In order to win on appeal, they'll have to prove that the service of process was defective in some way.  It wasn't.  They were served, and the simply chose to ignore the suit.  "I forgot about it" won't fly, and nor should it.

Here's another approach.  "We hire some really stupid employees and have lax oversight, so therefore we shouldn't have to follow the same laws that everyone else does."  No, you'd better go back to the drawing board.

If I was the judge I'd probably look for abuse of process by the plaintiff's if Pepsi went down that road.  For example if these guys filed hundreds of nuissance suits and they were without merit, I might call it some type of abuse of process and rule against them in order to prevent the junk lawsuit lotto where you file massive numbers of suits with no merit whatsoever and hope that someone eventually fails to respond.  But I don't think that's the case at all here.  It was a typical suit with some possible sliver of merit and it deserved to be treated with reasonable respect in the courts.

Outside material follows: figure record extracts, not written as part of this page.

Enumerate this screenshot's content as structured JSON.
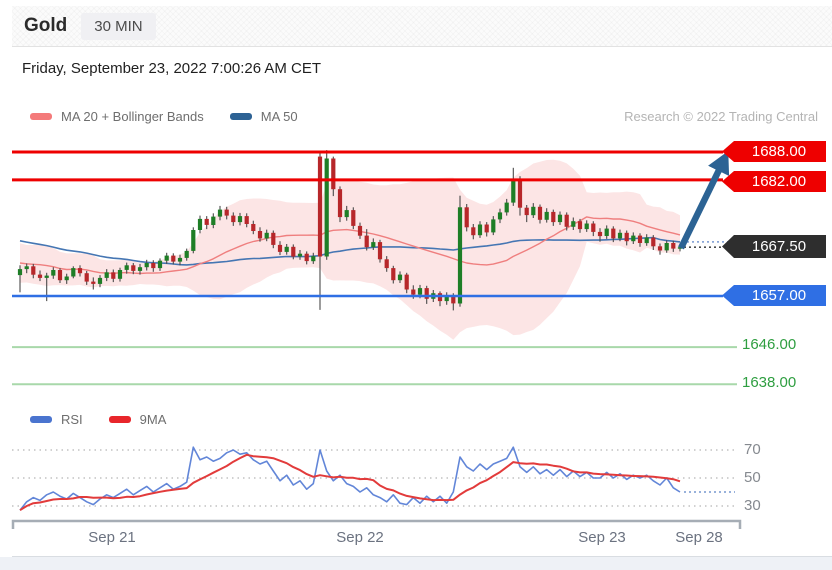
{
  "header": {
    "title": "Gold",
    "timeframe": "30 MIN"
  },
  "date_line": "Friday, September 23, 2022 7:00:26 AM CET",
  "credit": "Research © 2022 Trading Central",
  "legend_main": [
    {
      "label": "MA 20 + Bollinger Bands",
      "color": "#f47a7a"
    },
    {
      "label": "MA 50",
      "color": "#2d6294"
    }
  ],
  "legend_rsi": [
    {
      "label": "RSI",
      "color": "#4a74cf"
    },
    {
      "label": "9MA",
      "color": "#e8262b"
    }
  ],
  "chart_data": [
    {
      "type": "candlestick",
      "symbol": "Gold",
      "interval": "30 MIN",
      "x_labels": [
        "Sep 21",
        "Sep 22",
        "Sep 23",
        "Sep 28"
      ],
      "last_price": "1667.50",
      "levels": [
        {
          "label": "1688.00",
          "price": 1688.0,
          "role": "resistance",
          "line_color": "#ee0000",
          "tag_color": "#ee0000"
        },
        {
          "label": "1682.00",
          "price": 1682.0,
          "role": "resistance",
          "line_color": "#ee0000",
          "tag_color": "#ee0000"
        },
        {
          "label": "1667.50",
          "price": 1667.5,
          "role": "last",
          "line_color": "#4a4a4a",
          "tag_color": "#2e2e2e"
        },
        {
          "label": "1657.00",
          "price": 1657.0,
          "role": "support",
          "line_color": "#2f6fe4",
          "tag_color": "#2f6fe4"
        },
        {
          "label": "1646.00",
          "price": 1646.0,
          "role": "target",
          "line_color": "#a8d8aa",
          "text_color": "#2e9e40"
        },
        {
          "label": "1638.00",
          "price": 1638.0,
          "role": "target",
          "line_color": "#a8d8aa",
          "text_color": "#2e9e40"
        }
      ],
      "indicators": {
        "ma20_window": 20,
        "ma50_window": 50,
        "bollinger_k": 2,
        "ma20_color": "#ef7f7f",
        "ma50_color": "#4576b3",
        "band_fill": "rgba(246,160,160,0.28)",
        "projection_color": "#8aa6d6"
      },
      "candle_up_color": "#1e7e26",
      "candle_down_color": "#b7272a",
      "wick_color": "#4a4a4a",
      "arrow_color": "#2c6394",
      "warmup_closes": [
        1680.0,
        1677.5,
        1674.0,
        1672.5,
        1675.0,
        1678.5,
        1679.0,
        1676.0,
        1672.0,
        1670.5,
        1673.0,
        1676.5,
        1677.0,
        1674.5,
        1670.5,
        1668.5,
        1671.0,
        1674.0,
        1675.0,
        1672.0,
        1668.0,
        1666.5,
        1669.0,
        1672.0,
        1672.5,
        1669.5,
        1666.0,
        1664.5,
        1667.0,
        1669.5,
        1670.0,
        1667.0,
        1664.0,
        1662.5,
        1665.0,
        1667.5,
        1668.0,
        1665.5,
        1662.5,
        1661.0,
        1663.5,
        1666.0,
        1666.5,
        1664.0,
        1661.5,
        1660.5,
        1662.5,
        1664.5,
        1665.0,
        1662.5
      ],
      "candles": [
        [
          1661.5,
          1663.6,
          1657.8,
          1662.8
        ],
        [
          1662.8,
          1664.0,
          1661.9,
          1663.4
        ],
        [
          1663.4,
          1663.9,
          1660.8,
          1661.6
        ],
        [
          1661.6,
          1662.5,
          1660.2,
          1660.9
        ],
        [
          1660.9,
          1662.0,
          1655.9,
          1661.4
        ],
        [
          1661.4,
          1663.2,
          1660.7,
          1662.6
        ],
        [
          1662.6,
          1663.0,
          1659.8,
          1660.4
        ],
        [
          1660.4,
          1661.8,
          1659.6,
          1661.2
        ],
        [
          1661.2,
          1663.4,
          1660.8,
          1663.0
        ],
        [
          1663.0,
          1663.6,
          1661.2,
          1661.9
        ],
        [
          1661.9,
          1662.4,
          1659.4,
          1660.1
        ],
        [
          1660.1,
          1661.0,
          1658.4,
          1659.6
        ],
        [
          1659.6,
          1661.5,
          1658.9,
          1660.9
        ],
        [
          1660.9,
          1662.8,
          1660.2,
          1662.1
        ],
        [
          1662.1,
          1662.7,
          1660.0,
          1660.7
        ],
        [
          1660.7,
          1663.1,
          1660.1,
          1662.6
        ],
        [
          1662.6,
          1664.2,
          1661.8,
          1663.6
        ],
        [
          1663.6,
          1664.1,
          1661.7,
          1662.4
        ],
        [
          1662.4,
          1663.9,
          1661.6,
          1663.2
        ],
        [
          1663.2,
          1664.8,
          1662.5,
          1664.1
        ],
        [
          1664.1,
          1664.7,
          1662.2,
          1663.0
        ],
        [
          1663.0,
          1665.1,
          1662.4,
          1664.6
        ],
        [
          1664.6,
          1666.3,
          1663.9,
          1665.7
        ],
        [
          1665.7,
          1666.2,
          1663.8,
          1664.4
        ],
        [
          1664.4,
          1665.9,
          1663.6,
          1665.2
        ],
        [
          1665.2,
          1667.2,
          1664.6,
          1666.7
        ],
        [
          1666.7,
          1671.8,
          1666.2,
          1671.2
        ],
        [
          1671.2,
          1674.3,
          1670.5,
          1673.6
        ],
        [
          1673.6,
          1674.2,
          1671.4,
          1672.3
        ],
        [
          1672.3,
          1674.8,
          1671.6,
          1674.1
        ],
        [
          1674.1,
          1676.4,
          1673.3,
          1675.6
        ],
        [
          1675.6,
          1676.2,
          1673.5,
          1674.3
        ],
        [
          1674.3,
          1675.0,
          1672.1,
          1672.9
        ],
        [
          1672.9,
          1674.9,
          1672.2,
          1674.2
        ],
        [
          1674.2,
          1674.8,
          1671.8,
          1672.5
        ],
        [
          1672.5,
          1673.2,
          1670.3,
          1671.0
        ],
        [
          1671.0,
          1671.8,
          1668.7,
          1669.4
        ],
        [
          1669.4,
          1671.3,
          1668.8,
          1670.6
        ],
        [
          1670.6,
          1671.1,
          1667.3,
          1668.0
        ],
        [
          1668.0,
          1668.8,
          1665.8,
          1666.5
        ],
        [
          1666.5,
          1668.2,
          1665.9,
          1667.6
        ],
        [
          1667.6,
          1668.1,
          1664.9,
          1665.5
        ],
        [
          1665.5,
          1666.9,
          1664.8,
          1666.1
        ],
        [
          1666.1,
          1666.6,
          1663.8,
          1664.5
        ],
        [
          1664.5,
          1666.3,
          1663.9,
          1665.6
        ],
        [
          1687.0,
          1688.2,
          1654.0,
          1665.5
        ],
        [
          1665.5,
          1688.4,
          1664.8,
          1686.6
        ],
        [
          1686.6,
          1687.0,
          1678.5,
          1680.0
        ],
        [
          1680.0,
          1680.6,
          1672.9,
          1674.0
        ],
        [
          1674.0,
          1676.4,
          1673.2,
          1675.5
        ],
        [
          1675.5,
          1676.1,
          1671.4,
          1672.1
        ],
        [
          1672.1,
          1672.8,
          1669.3,
          1670.0
        ],
        [
          1670.0,
          1671.4,
          1666.8,
          1667.5
        ],
        [
          1667.5,
          1669.4,
          1666.9,
          1668.6
        ],
        [
          1668.6,
          1669.1,
          1664.2,
          1664.9
        ],
        [
          1664.9,
          1665.6,
          1662.2,
          1663.0
        ],
        [
          1663.0,
          1663.5,
          1659.7,
          1660.4
        ],
        [
          1660.4,
          1662.3,
          1659.8,
          1661.6
        ],
        [
          1661.6,
          1662.0,
          1657.6,
          1658.4
        ],
        [
          1658.4,
          1659.3,
          1656.4,
          1657.3
        ],
        [
          1657.3,
          1659.4,
          1656.5,
          1658.7
        ],
        [
          1658.7,
          1659.2,
          1655.3,
          1656.4
        ],
        [
          1656.4,
          1658.3,
          1655.7,
          1657.6
        ],
        [
          1657.6,
          1658.0,
          1654.8,
          1655.9
        ],
        [
          1655.9,
          1657.8,
          1655.1,
          1657.1
        ],
        [
          1657.1,
          1657.6,
          1653.9,
          1655.4
        ],
        [
          1655.4,
          1678.6,
          1654.7,
          1676.1
        ],
        [
          1676.1,
          1676.8,
          1670.9,
          1671.8
        ],
        [
          1671.8,
          1672.5,
          1669.2,
          1670.1
        ],
        [
          1670.1,
          1673.1,
          1669.5,
          1672.4
        ],
        [
          1672.4,
          1672.9,
          1669.8,
          1670.7
        ],
        [
          1670.7,
          1674.2,
          1670.1,
          1673.5
        ],
        [
          1673.5,
          1675.8,
          1672.7,
          1675.0
        ],
        [
          1675.0,
          1677.9,
          1674.3,
          1677.1
        ],
        [
          1677.1,
          1684.6,
          1676.4,
          1682.2
        ],
        [
          1682.2,
          1682.8,
          1674.3,
          1676.0
        ],
        [
          1676.0,
          1676.6,
          1672.9,
          1674.4
        ],
        [
          1674.4,
          1677.0,
          1673.8,
          1676.2
        ],
        [
          1676.2,
          1676.7,
          1672.6,
          1673.4
        ],
        [
          1673.4,
          1675.9,
          1672.8,
          1675.1
        ],
        [
          1675.1,
          1675.6,
          1672.1,
          1672.9
        ],
        [
          1672.9,
          1675.2,
          1672.3,
          1674.5
        ],
        [
          1674.5,
          1675.0,
          1671.1,
          1671.9
        ],
        [
          1671.9,
          1673.9,
          1671.2,
          1673.1
        ],
        [
          1673.1,
          1673.6,
          1670.6,
          1671.4
        ],
        [
          1671.4,
          1673.3,
          1670.8,
          1672.6
        ],
        [
          1672.6,
          1673.1,
          1669.9,
          1670.8
        ],
        [
          1670.8,
          1671.6,
          1668.7,
          1669.9
        ],
        [
          1669.9,
          1672.2,
          1669.3,
          1671.5
        ],
        [
          1671.5,
          1672.0,
          1668.6,
          1669.4
        ],
        [
          1669.4,
          1671.3,
          1668.8,
          1670.6
        ],
        [
          1670.6,
          1671.1,
          1667.9,
          1668.8
        ],
        [
          1668.8,
          1670.7,
          1668.2,
          1670.0
        ],
        [
          1670.0,
          1670.5,
          1667.6,
          1668.4
        ],
        [
          1668.4,
          1670.3,
          1667.8,
          1669.6
        ],
        [
          1669.6,
          1670.1,
          1666.9,
          1667.7
        ],
        [
          1667.7,
          1668.3,
          1665.9,
          1666.8
        ],
        [
          1666.8,
          1669.0,
          1666.3,
          1668.4
        ],
        [
          1668.4,
          1668.9,
          1666.5,
          1667.2
        ],
        [
          1667.2,
          1668.2,
          1666.6,
          1667.5
        ]
      ]
    },
    {
      "type": "line",
      "name": "RSI pane",
      "gridlines": [
        {
          "label": "70",
          "value": 70
        },
        {
          "label": "50",
          "value": 50
        },
        {
          "label": "30",
          "value": 30
        }
      ],
      "rsi_color": "#6286d8",
      "ma_color": "#e23b3b",
      "ma_window": 9,
      "projection_value": 40,
      "projection_color": "#8aa6d6",
      "rsi": [
        27,
        33,
        36,
        34,
        38,
        40,
        37,
        35,
        39,
        36,
        33,
        31,
        35,
        38,
        36,
        39,
        42,
        38,
        41,
        44,
        40,
        43,
        46,
        42,
        44,
        47,
        72,
        63,
        65,
        62,
        64,
        68,
        70,
        67,
        68,
        63,
        60,
        62,
        55,
        48,
        52,
        45,
        48,
        42,
        46,
        70,
        55,
        48,
        52,
        46,
        44,
        40,
        43,
        38,
        36,
        33,
        38,
        32,
        31,
        36,
        32,
        37,
        33,
        37,
        32,
        40,
        65,
        58,
        55,
        60,
        56,
        60,
        62,
        64,
        72,
        58,
        54,
        58,
        53,
        56,
        52,
        56,
        51,
        55,
        51,
        54,
        50,
        50,
        54,
        50,
        53,
        49,
        52,
        50,
        52,
        48,
        45,
        50,
        43,
        40
      ]
    }
  ]
}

You have to keep in mind that cases set precedents.  What rule would you make up that would excuse a large corporate defendent from showing up in court to meet a presumably valid claim?  The default judgment is one of the fundamentals of the civil court system.  If someone serves you, either you show up and defend yourself or you're screwed.  It isn't like criminal court where they bring you in the door in leg irons and an orange jumpsuit.

I think it's gonna be hard to get around this default judgment thing. There was just a huge case of gross incompetence in the service of process office.  It's simply poor internal controls on the part of Pepsi.

Defending this one may be a public relations disaster.  You have a David vs. Goliath where Goliath is claiming that he deserves a rematch because he just messed up and David couldn't win again in a million years.